Yo, I’m watching Midnight in Paris.

Is this the stupidest fucking movie ever or does it stop being the stupidest fucking movie ever made and then do something else like not being the stupidest most embarrassing fucking movie ever.

I spent today trying to make my own music for Blade Runner. I am sick of this and here is my result.

Yo.

  • Coffee Guy: Nice jumper! Is that sonic?
  • Me: No! But let's say that it is!
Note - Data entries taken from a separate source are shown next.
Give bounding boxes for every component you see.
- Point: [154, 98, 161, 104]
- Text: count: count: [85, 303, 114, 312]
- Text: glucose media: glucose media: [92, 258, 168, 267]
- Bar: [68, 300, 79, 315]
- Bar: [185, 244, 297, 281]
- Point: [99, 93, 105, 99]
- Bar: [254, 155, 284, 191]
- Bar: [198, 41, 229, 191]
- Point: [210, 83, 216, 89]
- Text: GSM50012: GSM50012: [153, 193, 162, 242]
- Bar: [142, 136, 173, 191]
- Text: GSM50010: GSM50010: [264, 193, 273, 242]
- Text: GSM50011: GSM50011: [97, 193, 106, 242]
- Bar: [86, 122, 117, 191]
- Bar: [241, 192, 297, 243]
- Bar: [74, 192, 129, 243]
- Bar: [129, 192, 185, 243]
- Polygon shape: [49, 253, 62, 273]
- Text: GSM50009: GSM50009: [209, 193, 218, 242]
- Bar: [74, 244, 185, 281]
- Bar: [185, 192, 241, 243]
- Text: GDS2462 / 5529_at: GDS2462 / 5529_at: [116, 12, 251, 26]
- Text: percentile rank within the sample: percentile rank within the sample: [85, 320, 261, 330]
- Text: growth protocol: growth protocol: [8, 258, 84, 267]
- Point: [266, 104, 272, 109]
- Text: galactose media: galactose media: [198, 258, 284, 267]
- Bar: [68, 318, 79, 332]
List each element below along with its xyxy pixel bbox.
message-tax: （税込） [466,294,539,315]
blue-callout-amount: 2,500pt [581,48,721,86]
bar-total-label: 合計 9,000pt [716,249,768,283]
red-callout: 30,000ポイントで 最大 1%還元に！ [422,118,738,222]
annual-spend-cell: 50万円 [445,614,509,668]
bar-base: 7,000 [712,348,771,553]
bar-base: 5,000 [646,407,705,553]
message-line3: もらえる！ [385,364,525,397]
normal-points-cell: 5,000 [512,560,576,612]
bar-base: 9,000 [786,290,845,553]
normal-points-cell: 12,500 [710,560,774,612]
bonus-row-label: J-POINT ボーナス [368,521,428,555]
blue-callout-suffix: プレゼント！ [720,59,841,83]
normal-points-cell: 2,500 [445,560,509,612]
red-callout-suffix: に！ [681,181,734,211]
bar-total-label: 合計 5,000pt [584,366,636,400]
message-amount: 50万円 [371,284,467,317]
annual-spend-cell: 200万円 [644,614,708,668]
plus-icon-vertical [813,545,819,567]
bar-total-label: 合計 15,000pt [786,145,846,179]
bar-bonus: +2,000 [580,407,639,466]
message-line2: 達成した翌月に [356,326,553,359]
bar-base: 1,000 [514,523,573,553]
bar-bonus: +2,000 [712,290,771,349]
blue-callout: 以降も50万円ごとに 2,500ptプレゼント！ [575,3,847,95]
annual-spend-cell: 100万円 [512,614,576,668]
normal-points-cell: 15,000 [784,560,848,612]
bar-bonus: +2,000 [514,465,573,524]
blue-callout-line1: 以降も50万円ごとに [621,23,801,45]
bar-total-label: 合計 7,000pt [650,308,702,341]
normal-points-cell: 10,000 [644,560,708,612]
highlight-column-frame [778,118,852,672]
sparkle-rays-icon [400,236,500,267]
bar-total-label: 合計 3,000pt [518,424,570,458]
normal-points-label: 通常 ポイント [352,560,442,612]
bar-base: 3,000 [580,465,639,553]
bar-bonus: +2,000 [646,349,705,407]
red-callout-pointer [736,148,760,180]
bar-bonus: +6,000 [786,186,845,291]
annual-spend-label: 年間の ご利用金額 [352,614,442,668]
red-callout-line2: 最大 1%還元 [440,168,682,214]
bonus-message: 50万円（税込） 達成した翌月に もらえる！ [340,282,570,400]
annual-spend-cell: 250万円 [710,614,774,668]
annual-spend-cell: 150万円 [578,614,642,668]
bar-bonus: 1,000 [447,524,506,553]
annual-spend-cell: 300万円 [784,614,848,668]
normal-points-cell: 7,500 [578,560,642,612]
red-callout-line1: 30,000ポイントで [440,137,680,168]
It is actually my Grandma's
  • Coffee Guy: She must be cold!
  • Me: She is as cold as you can get.
  • Coffee guy: ...oh...
  • Then we went out the front and he tried to show me how to do an ollie and then the fire engine leader came out and got angry at him because someone parked a car in the wrong spot.
  • Big day.

If I ever get fat…

I am of the belief that people are threatened by fat people due to their personal belief that the other persons weight is a result of their lack of self control. This scares people, as we’re all susceptible to the curse of self control, our lack of it. Fat people mirror peoples insecurities. 

So basically if and when I get fat, I am going to announce to everyone that I PLANNED it. A social experiment, simple curiosity, just to see how it feels. This is what I will tell people. When I realize that it’s all catching up, I will take each one aside one beery afternoon and explain in an excited stream of mouth noises that I have this GREAT plan.

And when it happens…

…everyone will be so, so impressed. I will embody complete self control, when in actual fact I will have succumbed to it.

They will say “He willed it, and it was so”.

This morning I saw a possum carcass ripped in half and sprawled on a park path floor, its innards spread out across the walkway.

What could have done this? This possum did not just simply fall from a high tree. Possums are too agile to fall anyway, they don’t get lazy when balance is concerned.

Who wants to bust this case X-Files style, guys?